Les associations Ubucuti (amitié
en langue kinyarwanda) et Survie, dont l'ami
jean Luc Chavaniaux, conseiller municipal vert de Bois Guillaume est
l'animateur régional, invitent les rouennais à une soirée de commémoration
dédiée au seizième anniversaire du génocide des Tutsi du Rwanda, demain samedi
24 avril à Rouen , de 18 à 23h, à la Halle aux toiles.

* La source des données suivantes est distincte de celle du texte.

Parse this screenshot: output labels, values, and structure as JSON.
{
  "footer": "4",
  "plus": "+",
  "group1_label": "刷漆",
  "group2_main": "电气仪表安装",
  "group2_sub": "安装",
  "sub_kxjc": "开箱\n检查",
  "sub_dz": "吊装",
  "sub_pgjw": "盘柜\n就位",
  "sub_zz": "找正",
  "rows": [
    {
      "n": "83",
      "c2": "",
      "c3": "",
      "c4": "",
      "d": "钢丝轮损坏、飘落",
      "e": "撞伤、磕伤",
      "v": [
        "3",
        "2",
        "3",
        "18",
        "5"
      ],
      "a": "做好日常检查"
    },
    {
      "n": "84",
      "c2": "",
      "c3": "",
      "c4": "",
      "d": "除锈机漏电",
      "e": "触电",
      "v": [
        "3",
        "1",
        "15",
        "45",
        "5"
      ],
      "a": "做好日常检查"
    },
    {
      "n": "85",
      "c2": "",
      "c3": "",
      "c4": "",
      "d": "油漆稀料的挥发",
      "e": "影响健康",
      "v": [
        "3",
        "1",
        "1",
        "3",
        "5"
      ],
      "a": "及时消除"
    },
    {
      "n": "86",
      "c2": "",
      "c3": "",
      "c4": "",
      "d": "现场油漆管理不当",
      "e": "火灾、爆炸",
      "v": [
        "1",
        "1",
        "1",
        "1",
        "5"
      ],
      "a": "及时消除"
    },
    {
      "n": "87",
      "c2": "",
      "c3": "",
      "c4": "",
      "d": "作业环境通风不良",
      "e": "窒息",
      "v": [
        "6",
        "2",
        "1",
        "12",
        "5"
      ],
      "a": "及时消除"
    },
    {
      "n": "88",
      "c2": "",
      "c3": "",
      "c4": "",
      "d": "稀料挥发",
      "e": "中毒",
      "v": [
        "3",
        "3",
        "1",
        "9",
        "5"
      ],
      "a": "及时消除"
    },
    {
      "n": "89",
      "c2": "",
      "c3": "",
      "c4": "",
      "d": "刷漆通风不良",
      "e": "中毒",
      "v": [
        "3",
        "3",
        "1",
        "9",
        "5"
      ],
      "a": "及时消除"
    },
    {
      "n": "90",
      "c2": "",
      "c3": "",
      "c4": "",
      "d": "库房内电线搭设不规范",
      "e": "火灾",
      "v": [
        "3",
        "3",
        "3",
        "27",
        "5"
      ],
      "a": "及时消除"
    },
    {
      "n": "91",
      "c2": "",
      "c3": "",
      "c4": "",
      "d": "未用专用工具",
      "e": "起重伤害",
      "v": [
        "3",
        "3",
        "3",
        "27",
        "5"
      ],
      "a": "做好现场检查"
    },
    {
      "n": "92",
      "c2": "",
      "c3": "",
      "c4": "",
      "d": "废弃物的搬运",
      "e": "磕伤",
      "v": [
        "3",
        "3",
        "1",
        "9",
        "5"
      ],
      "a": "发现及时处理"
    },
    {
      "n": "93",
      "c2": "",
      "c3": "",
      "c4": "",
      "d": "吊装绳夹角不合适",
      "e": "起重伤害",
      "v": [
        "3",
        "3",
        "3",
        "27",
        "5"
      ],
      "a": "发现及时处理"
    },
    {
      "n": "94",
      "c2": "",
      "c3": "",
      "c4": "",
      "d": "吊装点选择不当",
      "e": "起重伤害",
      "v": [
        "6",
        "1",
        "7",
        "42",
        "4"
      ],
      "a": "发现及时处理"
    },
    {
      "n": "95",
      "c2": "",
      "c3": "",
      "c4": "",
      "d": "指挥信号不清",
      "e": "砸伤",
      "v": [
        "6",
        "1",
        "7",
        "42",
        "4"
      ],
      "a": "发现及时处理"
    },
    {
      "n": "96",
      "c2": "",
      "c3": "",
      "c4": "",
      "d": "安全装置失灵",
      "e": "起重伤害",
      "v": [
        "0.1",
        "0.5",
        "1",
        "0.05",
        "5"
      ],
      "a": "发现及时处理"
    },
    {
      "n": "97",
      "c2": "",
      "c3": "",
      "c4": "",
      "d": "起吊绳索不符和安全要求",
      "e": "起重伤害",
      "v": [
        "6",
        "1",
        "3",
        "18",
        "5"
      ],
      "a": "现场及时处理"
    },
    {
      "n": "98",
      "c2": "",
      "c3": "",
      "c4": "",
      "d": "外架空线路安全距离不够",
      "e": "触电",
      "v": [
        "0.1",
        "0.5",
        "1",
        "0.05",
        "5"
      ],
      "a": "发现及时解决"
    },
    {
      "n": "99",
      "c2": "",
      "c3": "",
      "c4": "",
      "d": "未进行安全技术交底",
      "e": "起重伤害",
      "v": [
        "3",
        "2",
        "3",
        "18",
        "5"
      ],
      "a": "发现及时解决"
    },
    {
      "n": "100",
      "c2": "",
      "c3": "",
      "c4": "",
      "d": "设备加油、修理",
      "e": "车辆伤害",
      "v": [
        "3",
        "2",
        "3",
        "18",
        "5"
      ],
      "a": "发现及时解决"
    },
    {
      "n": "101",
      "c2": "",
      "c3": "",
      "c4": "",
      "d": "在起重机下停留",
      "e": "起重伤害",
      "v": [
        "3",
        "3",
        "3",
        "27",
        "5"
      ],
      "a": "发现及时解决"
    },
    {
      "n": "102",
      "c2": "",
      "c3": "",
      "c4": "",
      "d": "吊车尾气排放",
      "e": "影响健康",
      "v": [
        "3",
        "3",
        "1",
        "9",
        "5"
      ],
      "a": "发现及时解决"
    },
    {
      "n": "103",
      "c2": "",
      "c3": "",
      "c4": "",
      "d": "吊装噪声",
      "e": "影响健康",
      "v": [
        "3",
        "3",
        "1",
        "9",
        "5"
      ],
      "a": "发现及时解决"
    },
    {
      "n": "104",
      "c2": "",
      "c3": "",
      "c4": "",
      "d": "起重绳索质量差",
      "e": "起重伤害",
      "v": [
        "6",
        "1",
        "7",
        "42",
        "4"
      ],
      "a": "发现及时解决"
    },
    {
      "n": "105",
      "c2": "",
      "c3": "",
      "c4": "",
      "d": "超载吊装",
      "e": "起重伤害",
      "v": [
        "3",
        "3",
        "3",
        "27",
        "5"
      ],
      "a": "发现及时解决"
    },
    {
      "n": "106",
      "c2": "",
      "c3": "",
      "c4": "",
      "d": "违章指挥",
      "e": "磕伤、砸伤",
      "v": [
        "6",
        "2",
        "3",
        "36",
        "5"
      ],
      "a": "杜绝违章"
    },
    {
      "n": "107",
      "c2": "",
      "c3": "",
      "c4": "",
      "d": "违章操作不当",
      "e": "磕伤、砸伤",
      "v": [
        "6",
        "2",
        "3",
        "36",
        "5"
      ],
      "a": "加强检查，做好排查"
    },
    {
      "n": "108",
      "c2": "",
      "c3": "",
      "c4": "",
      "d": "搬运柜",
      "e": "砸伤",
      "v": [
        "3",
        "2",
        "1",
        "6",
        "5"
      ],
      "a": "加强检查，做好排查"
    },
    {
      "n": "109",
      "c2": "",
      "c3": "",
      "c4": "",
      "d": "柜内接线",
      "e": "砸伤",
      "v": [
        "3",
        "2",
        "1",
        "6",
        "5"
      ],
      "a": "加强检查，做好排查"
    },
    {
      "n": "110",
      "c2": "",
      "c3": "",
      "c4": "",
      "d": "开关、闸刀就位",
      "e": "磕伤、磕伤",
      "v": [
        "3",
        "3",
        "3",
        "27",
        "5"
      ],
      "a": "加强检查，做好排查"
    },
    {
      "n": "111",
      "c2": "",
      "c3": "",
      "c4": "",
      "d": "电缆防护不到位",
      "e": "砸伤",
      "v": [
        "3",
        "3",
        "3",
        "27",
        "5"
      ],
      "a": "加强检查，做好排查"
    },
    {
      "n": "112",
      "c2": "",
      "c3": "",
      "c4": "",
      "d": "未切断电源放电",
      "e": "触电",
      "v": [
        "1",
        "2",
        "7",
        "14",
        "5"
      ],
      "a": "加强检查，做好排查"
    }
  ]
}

Les organisateurs et leurs invités, évoqueront le sort tragique et la
résistance de plusieurs dizaines de milliers de Tutsi qui s'étaient réfugiés en
avril mai dans les collines de Biserero, pour échapper aux tueurs, soldats,
miliciens et population locale mêlés, mobilisés par les autorités génocidaires
rwandaises pour éradiquer cet obstacle à la « solution finale » du
« problème Tutsi ». Ils rappelleront l'étrange passivité des troupes de la
mission française turquoise présentes sur le site en juin et laissant se
poursuivre le massacre des derniers survivants.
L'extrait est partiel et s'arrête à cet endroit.